RWD, 2016.
Directed by Matt Stuertz.
Starring Adam Hartley and Matt Stuertz.
SYNOPSIS:
Two men disappear into the woods armed with cameras and looking for ghosts, hoping to shoot the latest episode of their ongoing web series about paranormal happenings. Instead they find something different, but equally as unusual.
Found-footage is a pretty cheap sub-genre, even by the usually low-rent standards of horror, but RWD really seems to take the biscuit when it comes to basic. Shot, edited, directed, written by and starring just two people, it’s very much an exercise in milking as much plot and bare-bones scares as possible from even the tiniest of budgets (seriously this thing must’ve cost pocket change).
This isn’t usually a bad thing; heavy-hitters Paranormal Activity and Blair Witch (both old and new) were made on very little and when it comes to effective horror, money isn’t necessarily a major factor. Sadly though, RWD feels like a major step back for this less-is-more approach, failing to ever really go anywhere with its admittedly intriguing central twist.
The set-up is eerily similar to POV-style chillers of the past so there’s not a lot new there, and as characters, Stuertz and Hartley seem to do little more than just play slightly irritating versions of their own fast-talking selves so it’s no surprise that the opening is a bit of a slog. Firing through almost every cliche in the found-footage bible within the first twenty minutes obviously does the duo absolutely no favours, meaning that when things do take a turn for the more interesting, you wouldn’t be blamed for completely missing out on what’s going on altogether. The lack of engagement is baffling.
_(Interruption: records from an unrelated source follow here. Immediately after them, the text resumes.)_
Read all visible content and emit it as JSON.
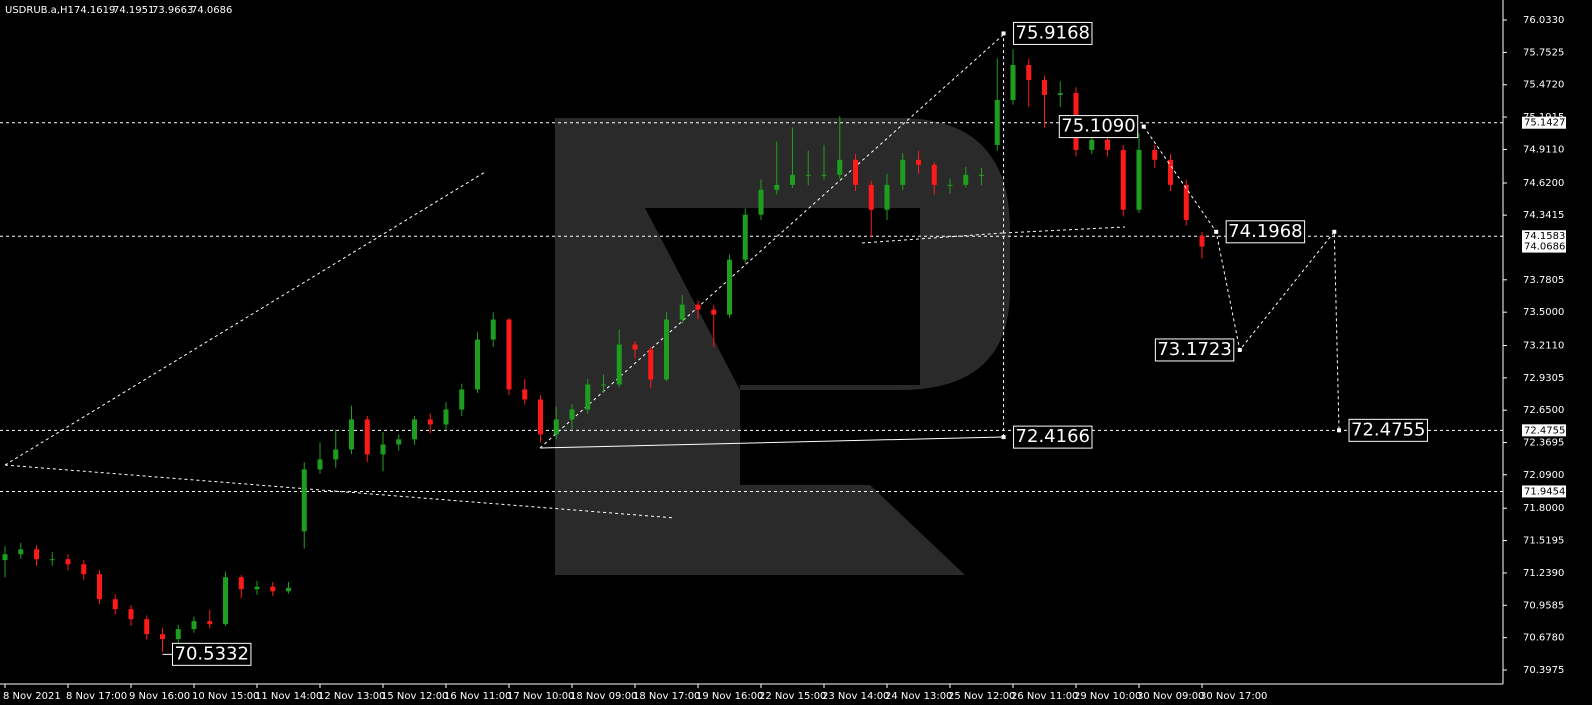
{
  "chart_data": {
    "type": "candlestick",
    "symbol": "USDRUB.a,H1",
    "categories": [
      "8 Nov 2021",
      null,
      null,
      null,
      "8 Nov 17:00",
      null,
      null,
      null,
      "9 Nov 16:00",
      null,
      null,
      null,
      "10 Nov 15:00",
      null,
      null,
      null,
      "11 Nov 14:00",
      null,
      null,
      null,
      "12 Nov 13:00",
      null,
      null,
      null,
      "15 Nov 12:00",
      null,
      null,
      null,
      "16 Nov 11:00",
      null,
      null,
      null,
      "17 Nov 10:00",
      null,
      null,
      null,
      "18 Nov 09:00",
      null,
      null,
      null,
      "18 Nov 17:00",
      null,
      null,
      null,
      "19 Nov 16:00",
      null,
      null,
      null,
      "22 Nov 15:00",
      null,
      null,
      null,
      "23 Nov 14:00",
      null,
      null,
      null,
      "24 Nov 13:00",
      null,
      null,
      null,
      "25 Nov 12:00",
      null,
      null,
      null,
      "26 Nov 11:00",
      null,
      null,
      null,
      "29 Nov 10:00",
      null,
      null,
      null,
      "30 Nov 09:00",
      null,
      null,
      null,
      "30 Nov 17:00"
    ],
    "open": [
      71.35,
      71.401,
      71.444,
      71.358,
      71.358,
      71.314,
      71.228,
      71.011,
      70.925,
      70.838,
      70.708,
      70.665,
      70.752,
      70.821,
      70.795,
      71.202,
      71.098,
      71.12,
      71.08,
      71.6,
      72.137,
      72.223,
      72.31,
      72.57,
      72.267,
      72.353,
      72.397,
      72.57,
      72.526,
      72.656,
      72.83,
      73.262,
      73.436,
      72.83,
      72.743,
      72.44,
      72.57,
      72.656,
      72.873,
      72.873,
      73.219,
      73.176,
      72.916,
      73.436,
      73.565,
      73.522,
      73.479,
      73.955,
      74.345,
      74.561,
      74.604,
      74.691,
      74.691,
      74.691,
      74.821,
      74.604,
      74.388,
      74.604,
      74.821,
      74.778,
      74.604,
      74.604,
      74.691,
      74.95,
      75.34,
      75.643,
      75.513,
      75.384,
      75.4,
      74.907,
      74.994,
      74.907,
      74.388,
      74.907,
      74.821,
      74.604,
      74.1619
    ],
    "high": [
      71.47,
      71.5,
      71.48,
      71.42,
      71.4,
      71.35,
      71.26,
      71.05,
      70.96,
      70.87,
      70.76,
      70.79,
      70.86,
      70.92,
      71.25,
      71.22,
      71.17,
      71.16,
      71.16,
      72.2,
      72.37,
      72.48,
      72.69,
      72.6,
      72.46,
      72.44,
      72.6,
      72.62,
      72.72,
      72.88,
      73.33,
      73.5,
      73.45,
      72.92,
      72.78,
      72.68,
      72.7,
      72.92,
      72.96,
      73.35,
      73.25,
      73.2,
      73.5,
      73.65,
      73.6,
      73.56,
      74.0,
      74.4,
      74.65,
      74.98,
      75.1,
      74.9,
      74.95,
      75.2,
      74.87,
      74.64,
      74.7,
      74.88,
      74.9,
      74.8,
      74.66,
      74.76,
      74.75,
      75.7,
      75.78,
      75.7,
      75.55,
      75.5,
      75.45,
      75.1,
      75.05,
      74.95,
      75.05,
      74.95,
      74.87,
      74.65,
      74.1951
    ],
    "low": [
      71.2,
      71.36,
      71.3,
      71.3,
      71.26,
      71.18,
      70.97,
      70.88,
      70.78,
      70.66,
      70.55,
      70.63,
      70.72,
      70.76,
      70.78,
      71.02,
      71.05,
      71.04,
      71.06,
      71.45,
      72.1,
      72.15,
      72.27,
      72.2,
      72.12,
      72.3,
      72.35,
      72.45,
      72.48,
      72.6,
      72.8,
      73.2,
      72.78,
      72.7,
      72.37,
      72.4,
      72.48,
      72.62,
      72.8,
      72.85,
      73.1,
      72.84,
      72.9,
      73.4,
      73.44,
      73.2,
      73.45,
      73.92,
      74.3,
      74.52,
      74.58,
      74.6,
      74.65,
      74.66,
      74.55,
      74.15,
      74.3,
      74.56,
      74.7,
      74.52,
      74.53,
      74.58,
      74.6,
      74.9,
      75.3,
      75.28,
      75.1,
      75.28,
      74.85,
      74.87,
      74.85,
      74.33,
      74.36,
      74.75,
      74.55,
      74.25,
      73.9663
    ],
    "close": [
      71.401,
      71.444,
      71.358,
      71.358,
      71.314,
      71.228,
      71.011,
      70.925,
      70.838,
      70.708,
      70.665,
      70.752,
      70.821,
      70.795,
      71.202,
      71.098,
      71.12,
      71.08,
      71.11,
      72.137,
      72.223,
      72.31,
      72.57,
      72.267,
      72.353,
      72.397,
      72.57,
      72.526,
      72.656,
      72.83,
      73.262,
      73.436,
      72.83,
      72.743,
      72.44,
      72.57,
      72.656,
      72.873,
      72.873,
      73.219,
      73.176,
      72.916,
      73.436,
      73.565,
      73.522,
      73.479,
      73.955,
      74.345,
      74.561,
      74.604,
      74.691,
      74.691,
      74.691,
      74.821,
      74.604,
      74.388,
      74.604,
      74.821,
      74.778,
      74.604,
      74.604,
      74.691,
      74.691,
      75.34,
      75.643,
      75.513,
      75.384,
      75.4,
      74.907,
      74.994,
      74.907,
      74.388,
      74.907,
      74.821,
      74.604,
      74.3,
      74.0686
    ],
    "up_color": "#1e9e1e",
    "down_color": "#ff1a1a",
    "ylim": [
      70.276,
      76.172
    ],
    "yticks": [
      {
        "value": 76.033,
        "label": "76.0330"
      },
      75.7525,
      {
        "value": 75.472,
        "label": "75.4720"
      },
      75.1915,
      {
        "value": 74.911,
        "label": "74.9110"
      },
      {
        "value": 74.62,
        "label": "74.6200"
      },
      74.3415,
      73.7805,
      {
        "value": 73.5,
        "label": "73.5000"
      },
      {
        "value": 73.211,
        "label": "73.2110"
      },
      72.9305,
      {
        "value": 72.65,
        "label": "72.6500"
      },
      72.3695,
      {
        "value": 72.09,
        "label": "72.0900"
      },
      {
        "value": 71.8,
        "label": "71.8000"
      },
      71.5195,
      {
        "value": 71.239,
        "label": "71.2390"
      },
      70.9585,
      {
        "value": 70.678,
        "label": "70.6780"
      },
      70.3975
    ],
    "levels": [
      75.1427,
      74.1583,
      72.4755,
      71.9454
    ],
    "low_label": {
      "x": 10,
      "value": 70.5332
    },
    "projection": {
      "x": [
        63.4,
        63.4
      ],
      "values": [
        72.4166,
        75.9168
      ]
    },
    "forecast": {
      "x": [
        72.3,
        76.9,
        78.4,
        84.4,
        84.7
      ],
      "values": [
        75.109,
        74.1968,
        73.1723,
        74.1968,
        72.4755
      ],
      "value_labels": [
        "75.1090",
        "74.1968",
        "73.1723",
        null,
        "72.4755"
      ]
    }
  }
}
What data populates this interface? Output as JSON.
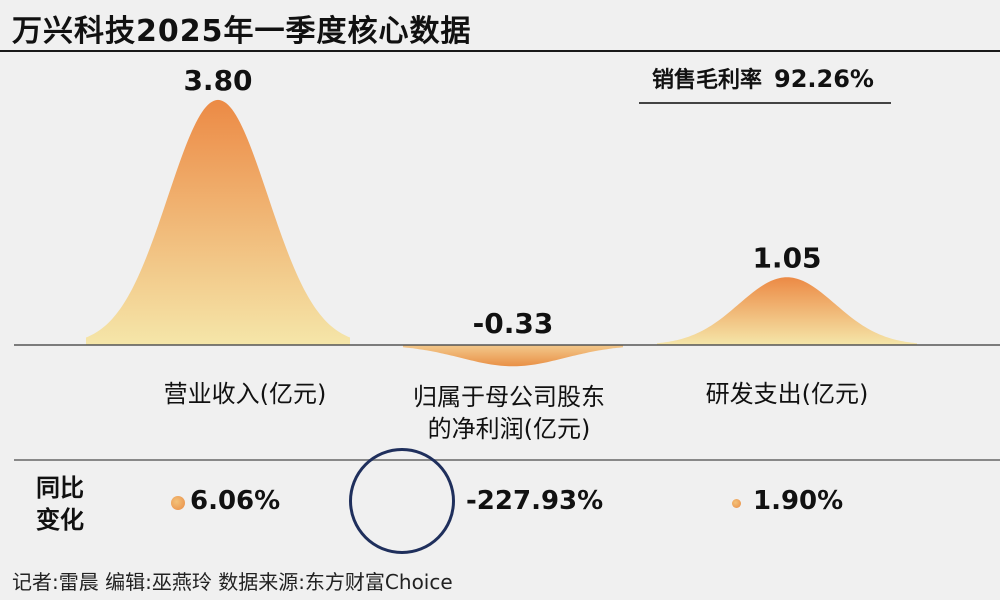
{
  "title": "万兴科技2025年一季度核心数据",
  "gross_margin": {
    "label": "销售毛利率",
    "value": "92.26%"
  },
  "chart_data": {
    "type": "area",
    "categories": [
      "营业收入(亿元)",
      "归属于母公司股东的净利润(亿元)",
      "研发支出(亿元)"
    ],
    "values": [
      3.8,
      -0.33,
      1.05
    ],
    "value_labels": [
      "3.80",
      "-0.33",
      "1.05"
    ],
    "colors": {
      "peak": "#ec8a45",
      "base": "#f5e6a9"
    }
  },
  "category_lines": [
    [
      "营业收入(亿元)"
    ],
    [
      "归属于母公司股东",
      "的净利润(亿元)"
    ],
    [
      "研发支出(亿元)"
    ]
  ],
  "yoy": {
    "label_line1": "同比",
    "label_line2": "变化",
    "values": [
      "6.06%",
      "-227.93%",
      "1.90%"
    ],
    "dot_colors": [
      "#ee9a56",
      "#e5e5e5",
      "#f0a45c"
    ]
  },
  "footer": "记者:雷晨  编辑:巫燕玲  数据来源:东方财富Choice"
}
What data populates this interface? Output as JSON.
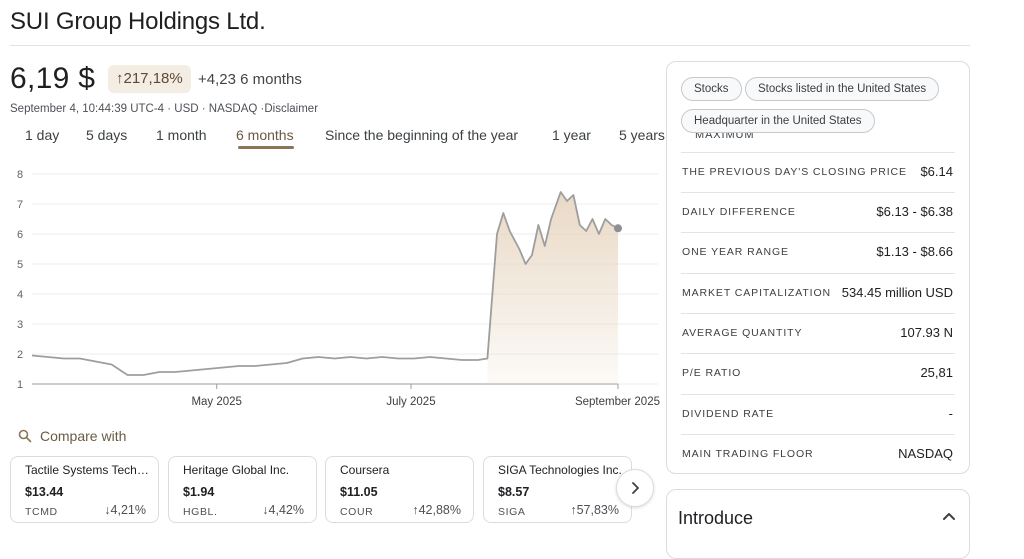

Yet within half an hour we seem to arrive at a real game-changer of a twist, which to be fair to the pair, really works as a central concept. Spoiling it here seems unwise considering the ambiguity of the film’s marketing, but as Blair Witch-y as it may occasionally feel, it certainly pushes the film’s otherwise invisible narrative in a pretty neat direction. It’s a total shame then, that RWD doesn’t actually go anywhere from here, pacing back and forth and reducing itself to cheap, lazy humour instead of actually embracing the insanity of what the leads uncover.
It’s a twist that could’ve very easily put it in the same ball-park as the smarter side of Blumhouse or even, in some ways, Shane Carruth’s famous head-scratcher Primer, but Stuertz and Hartley seem instead, totally committed to the idea of making a seriously dumb and by-the-books found-footage movie. Within five minutes of it’s big reveal, RWD slides back into what is essentially a feature-length YouTube video.
The two poke around scary-looking buildings and a big wooded area with consumer-grade cameras, edit in a few sound-effects and the occasional confusing burst of non-diegetic music, and force a bunch of grainy static in at every opportunity possible. There’s really nothing to it. How this ever even found the festival and home media releases that it did is seriously alarming.
I guess in the long run it’s a one-up for indie filmmakers everywhere, particularly those interested in horror; with just a few half-decent cameras and a bunch of free sound-effects from the internet, you too can create a sub-par found-footage movie. Throw in a semi-interesting twist (even if you go nowhere with it) and some confused distributors might even get involved, then voila: you’re officially a ‘filmmaker’, living the dream.
On the whole RWD is just a pretty pointless waste of 80 minutes of your time. You might jump at the occasional sound effect and it certainly earns an extra point or so for a genuinely decent plot turn, but otherwise it’s the perfect embodiment of everything wrong with found-footage horror. Even as a Halloween late-nighter, this one’s a push.